I Built 20+ Web Scrapers and Published Them for Free — Here's What I Learned

#webscraping #python #javascript #automation

I recently built over 20 web scrapers and published them all on the Apify Store. Here's what I learned about building scrapers at scale, dealing with anti-bot systems, and making data extraction tools that actually work.

The Stack

Runtime: Node.js with ES modules
Framework: Crawlee — handles retries, proxy rotation, rate limiting
Browsers: Playwright for JS-heavy sites, Cheerio for static HTML
Proxies: Residential proxies via Apify proxy pool
Platform: Apify for hosting, scaling, and monetization

What I Built

Category	Scrapers
E-commerce	Amazon, Walmart
Real Estate	Zillow
Jobs	Indeed, LinkedIn Jobs
Social Media	Reddit, TikTok, Pinterest, Facebook
Reviews	Trustpilot, TripAdvisor, Google Maps Places
Tech/Dev	Hacker News, DEV.to, GitHub
Video	YouTube
SEO	Google SERP
Travel	Booking.com

All output clean, structured JSON with the fields you'd expect — prices, ratings, URLs, dates, etc.

Hard Lessons Learned

1. CheerioCrawler vs PlaywrightCrawler

My biggest mistake was defaulting to CheerioCrawler (fast HTTP + HTML parsing). Modern websites are increasingly JS-rendered — Amazon, Walmart, Booking.com, Zillow all require a real browser.

Rule of thumb: If the site shows a loading spinner before content appears, you need Playwright.

2. Anti-Bot is No Joke

Some sites were practically impossible:

Instagram — login wall blocks all unauthenticated access
Twitter/X — aggressive bot detection even with residential proxies
Glassdoor — 403 blocks on every approach
Google Shopping — CAPTCHA walls after 2-3 requests

The sites that worked best were ones with server-rendered HTML or public APIs (Reddit's old.reddit.com JSON endpoints, Apple's iTunes API).

3. Wrong Code in Production

During a rush to deploy, I accidentally pushed Zillow scraper code to the Walmart actor and Walmart code to the Indeed actor. Lesson: always verify what's actually running in production, not just what's in your local files.

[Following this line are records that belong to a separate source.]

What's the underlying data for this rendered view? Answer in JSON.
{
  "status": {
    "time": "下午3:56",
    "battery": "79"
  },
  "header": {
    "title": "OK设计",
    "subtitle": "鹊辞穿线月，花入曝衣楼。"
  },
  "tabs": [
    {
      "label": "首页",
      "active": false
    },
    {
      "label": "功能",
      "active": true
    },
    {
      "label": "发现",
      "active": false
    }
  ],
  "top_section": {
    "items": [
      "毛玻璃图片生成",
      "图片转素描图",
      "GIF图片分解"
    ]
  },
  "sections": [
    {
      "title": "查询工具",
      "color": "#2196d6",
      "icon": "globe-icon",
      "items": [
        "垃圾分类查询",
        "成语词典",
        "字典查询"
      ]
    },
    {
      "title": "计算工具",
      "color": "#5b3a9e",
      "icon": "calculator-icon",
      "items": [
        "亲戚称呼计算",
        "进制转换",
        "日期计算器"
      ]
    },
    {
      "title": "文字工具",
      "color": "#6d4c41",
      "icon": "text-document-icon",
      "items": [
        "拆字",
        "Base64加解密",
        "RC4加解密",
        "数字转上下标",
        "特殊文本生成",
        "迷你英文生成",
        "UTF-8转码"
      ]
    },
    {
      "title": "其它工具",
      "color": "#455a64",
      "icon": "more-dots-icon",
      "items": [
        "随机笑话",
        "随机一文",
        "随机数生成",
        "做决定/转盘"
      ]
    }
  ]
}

4. Intercept APIs, Don't Scrape DOM

The Pinterest fix was a breakthrough moment. Instead of trying to parse React's virtual DOM, I intercepted Pinterest's internal API calls using page.on('response'). The API returns clean JSON — way more reliable than CSS selectors.

page.on('response', async (response) => {
    if (response.url().includes('/resource/')) {
        const data = await response.json();
        // Clean, structured data — no DOM parsing needed
    }
});

Pricing & Business Model

All scrapers use pay-per-result pricing: $1.50 per 1,000 results. Apify handles hosting, scaling, billing, and proxy infrastructure. As a developer, you get ~80% of revenue minus compute costs.